Le 12 novembre, à l'occasion de ce deuxième tour, la réélection d'Isabelle Chassot et de Johanna Gapany a marqué le statu quo. Elles ont respectivement récolté 38'161 et 30'538 suffrages. Jusque dans l'après-midi, la Gruérienne a gardé une avance d'environ 3'000 suffrages sur Alizée Rey. Cependant, après l'annonce des scores dans les régions urbaines, la socialiste a frôlé l'exploit. Finalement, elle s'est placée juste derrière la bourgeoise avec 914 voix de moins. «Mon résultat prouve bien que la députation fribourgeoise à Berne ne convient pas à la population. Il manquera, quatre ans de plus, la voix sociale» a affirmé Alizée Rey. Les analyses ont montré que cette dernière n'avait pas réussi à convaincre au-delà des villes, contrairement à la centriste Isabelle Chassot qui a su persuader à gauche et à droite tout comme dans les milieux ruraux et urbains. De plus, le dire populaire affirmant que la Gruyère soutient les siens a été rectifié suite au résultat de vote en ville de Bulle, où Johanna Gapany a siégé au conseil communal. Le chef-lieu gruérien a comptabilisé plus de suffrages pour la socialiste que pour la libérale radicale. Stéphane Baechler, président de la section PLR gruérienne, et La Liberté ont mis ceci sur le compte du développement de la ville fribourgeoise.

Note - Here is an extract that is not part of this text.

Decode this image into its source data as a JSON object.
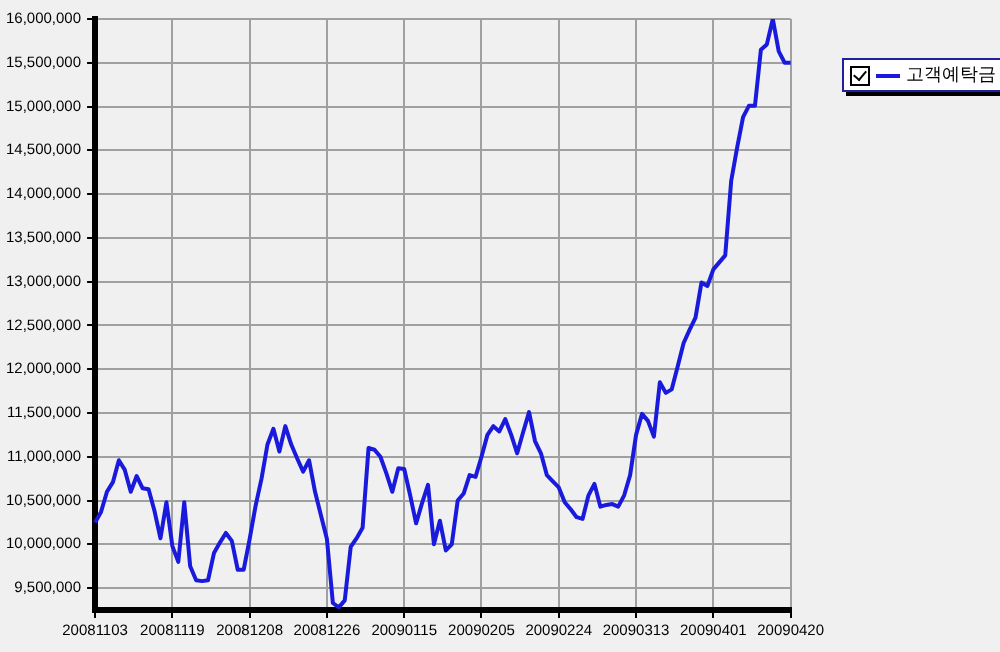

En tout et pour tout, un duo aux couleurs orange et rouge occupant les sièges fribourgeois au Conseil des Etats semble être inscrit dans le passé, avec moins de 12 pour cent des suffrages soutenant cette combinaison. Aussi, Christophe Blaumann a concédé que la décision de Pierre-André Page était la bonne pour l'avenir de la droite à la chambre haute.
Du point de vue des campagnes de communication, Johanna Gapany a annoncé le plus gros budget de campagne avec CHF 118'580 à disposition. Les dépenses liées aux campagnes fribourgeoises pour le Conseil national et le Conseil des Etats confondues se sont élevées à quelques CHF 2 millions. Ces chiffres sont fournis par les partis depuis que l'initiative cantonale sur la transparence a été acceptée et que la loi est entrée en vigueur en janvier 2021.